During one walk, it hit me. How bad would things have to be in order for me to start begging complete strangers for money? I thought, even if I was physically capable of working, how bad would it have to be for me to forget my dignity and ask for money? What would be wrong in my life that would make me think that was a better way to get money than working for it?
So, I started giving those folks the benefit of the doubt and I started giving money when I had it. I even gave a hooded sweatshirt to a mother with two children who were begging on a pedestrian bridge outside the Cosmopolitan one evening.
When I returned to Minnesota, I started thinking about how I could give. You see, because my business was struggling, I didn’t have much money to give, and I don’t think that giving money to folks on the street is the best way to help. What I did realize that I had was time and I started looking for ways to give it away.
That’s when I met Julie Jeppson, the Executive Director at Stepping Stone.

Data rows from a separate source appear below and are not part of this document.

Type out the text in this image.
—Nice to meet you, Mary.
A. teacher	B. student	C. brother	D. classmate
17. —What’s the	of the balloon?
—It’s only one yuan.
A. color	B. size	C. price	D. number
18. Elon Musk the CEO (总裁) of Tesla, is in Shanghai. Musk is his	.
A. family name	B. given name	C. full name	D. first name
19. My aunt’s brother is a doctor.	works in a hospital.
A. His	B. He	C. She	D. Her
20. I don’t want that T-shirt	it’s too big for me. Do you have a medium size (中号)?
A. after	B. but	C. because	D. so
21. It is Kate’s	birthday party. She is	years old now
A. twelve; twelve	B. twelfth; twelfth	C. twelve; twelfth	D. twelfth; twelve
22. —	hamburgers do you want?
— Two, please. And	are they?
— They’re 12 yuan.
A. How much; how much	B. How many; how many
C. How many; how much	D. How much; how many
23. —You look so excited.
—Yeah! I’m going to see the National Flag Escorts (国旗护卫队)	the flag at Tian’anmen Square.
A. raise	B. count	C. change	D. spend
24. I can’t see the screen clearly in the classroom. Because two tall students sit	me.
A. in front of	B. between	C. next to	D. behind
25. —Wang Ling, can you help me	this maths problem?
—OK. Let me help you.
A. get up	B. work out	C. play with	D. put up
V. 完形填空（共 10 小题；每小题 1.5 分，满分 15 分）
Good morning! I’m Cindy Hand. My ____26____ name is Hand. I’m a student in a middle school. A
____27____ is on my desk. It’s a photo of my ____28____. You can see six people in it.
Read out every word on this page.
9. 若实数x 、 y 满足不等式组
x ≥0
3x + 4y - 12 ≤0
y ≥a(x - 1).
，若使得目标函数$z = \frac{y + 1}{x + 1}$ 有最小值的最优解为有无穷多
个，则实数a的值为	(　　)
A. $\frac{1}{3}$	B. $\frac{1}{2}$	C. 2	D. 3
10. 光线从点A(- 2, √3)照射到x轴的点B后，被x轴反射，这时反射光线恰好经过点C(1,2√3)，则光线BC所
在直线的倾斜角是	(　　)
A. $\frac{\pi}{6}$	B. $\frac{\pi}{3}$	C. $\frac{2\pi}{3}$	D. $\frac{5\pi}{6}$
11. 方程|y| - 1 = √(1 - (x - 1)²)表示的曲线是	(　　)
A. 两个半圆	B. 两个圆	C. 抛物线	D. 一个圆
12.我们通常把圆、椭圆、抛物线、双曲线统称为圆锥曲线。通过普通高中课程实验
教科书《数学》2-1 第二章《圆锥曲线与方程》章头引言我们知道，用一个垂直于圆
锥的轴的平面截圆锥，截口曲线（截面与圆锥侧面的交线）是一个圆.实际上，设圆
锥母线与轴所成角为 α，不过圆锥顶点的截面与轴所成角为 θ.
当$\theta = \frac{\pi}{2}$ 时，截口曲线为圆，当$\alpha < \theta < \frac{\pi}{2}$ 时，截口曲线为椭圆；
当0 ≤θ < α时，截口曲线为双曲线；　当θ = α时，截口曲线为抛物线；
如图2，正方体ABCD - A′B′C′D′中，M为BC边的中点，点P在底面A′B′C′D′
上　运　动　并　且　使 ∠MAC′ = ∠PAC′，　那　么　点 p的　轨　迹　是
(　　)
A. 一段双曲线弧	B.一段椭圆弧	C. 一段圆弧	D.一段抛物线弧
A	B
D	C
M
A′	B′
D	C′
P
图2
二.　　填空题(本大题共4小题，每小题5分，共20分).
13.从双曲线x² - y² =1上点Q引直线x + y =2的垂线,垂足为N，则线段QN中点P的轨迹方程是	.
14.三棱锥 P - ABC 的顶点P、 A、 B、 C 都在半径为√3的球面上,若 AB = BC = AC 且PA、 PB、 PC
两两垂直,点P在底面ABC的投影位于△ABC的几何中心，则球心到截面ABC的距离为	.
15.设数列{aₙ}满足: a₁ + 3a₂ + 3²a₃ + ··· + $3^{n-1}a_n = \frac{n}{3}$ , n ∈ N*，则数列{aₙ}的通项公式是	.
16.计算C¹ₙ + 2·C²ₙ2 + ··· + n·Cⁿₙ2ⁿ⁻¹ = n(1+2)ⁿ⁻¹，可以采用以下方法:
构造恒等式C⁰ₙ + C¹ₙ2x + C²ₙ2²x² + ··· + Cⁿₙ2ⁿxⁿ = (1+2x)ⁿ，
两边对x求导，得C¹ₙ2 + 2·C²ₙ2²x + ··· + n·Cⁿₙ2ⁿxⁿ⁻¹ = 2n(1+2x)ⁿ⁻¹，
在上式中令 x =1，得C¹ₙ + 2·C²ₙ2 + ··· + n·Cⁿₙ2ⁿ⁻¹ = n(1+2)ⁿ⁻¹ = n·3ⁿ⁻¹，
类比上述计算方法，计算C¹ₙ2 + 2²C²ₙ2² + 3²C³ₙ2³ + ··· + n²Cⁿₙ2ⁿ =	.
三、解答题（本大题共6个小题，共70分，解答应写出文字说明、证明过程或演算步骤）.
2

She and I visited over coffee and soon after, I became a volunteer at Stepping Stone. My initial duty was to help prepare and serve lunch from 10am-1pm each Tuesday. I’d come into the shelter and help Tammy prep meals and get everything set up for lunch. Then I’d help serve lunch side-by-side with one of the residents whose chore that day was to help serve lunch too.
I have to tell you, going in that one day each week was the very best day of each week. For that three-hour block of time, I was out of my own head and my own problems, and fully engaged with serving others. I left each day with a smile on my face and a sense that I was making a difference in peoples’ lives.
“I wonder how many of the residents at Stepping Stone would change places with me in a heartbeat if they could?”
As time went on, my mindset began to change and I started seeing abundance and became optimistic about my life and business. I’d still catch myself from time to time feeling sorry for myself and my predicament. But, as I’d find myself on a pity party, the thought would creep in, “I wonder how many of the residents at Stepping Stone would change places with me in a heartbeat if they could?”
I mean, it’s all relative right? Here I am worrying about my first world troubles of whether or not my business can survive and am I going to be able to continue living in my huge house in the woods. I felt guilty for worrying about this when I knew our residents had worries that made mine look rather silly.
I began to change in many ways and my volunteering at Stepping Stone took on a new flavor. I started spending more time with residents one on one and listening to them and their concerns. I began helping with the Jobs Club and mentoring residents on how to write resumes, dress for interviews, and how to answer interview questions.
When the Jobs Club stopped, I moved into Coaching with Jeff where each Tuesday I’d make myself available to any resident who wanted to talk to me and get feedback on their plans for self-sufficiency. Some weeks I’d have one or two, some five or six, and other weeks no one would show up for these coaching sessions. I’d also make myself available to meet with them at other times that were convenient for their schedule. I could feel like I was making a difference in their lives just by being there with them and it felt great!
I didn’t have money to give to Stepping Stone then, but what I did have was time and presence. I could give my time and my presence to help make a difference in people’s lives. I can tell you that it made as much of a difference in my life as it did anyone else’s.
If you’re looking for a way to change the way you look at the world. If you want to feel better about yourself. If you want to experience the satisfaction that comes with making a difference in the lives of others, consider becoming a volunteer and serving others.
I cannot imagine anyone regretting helping another human being in their time of need.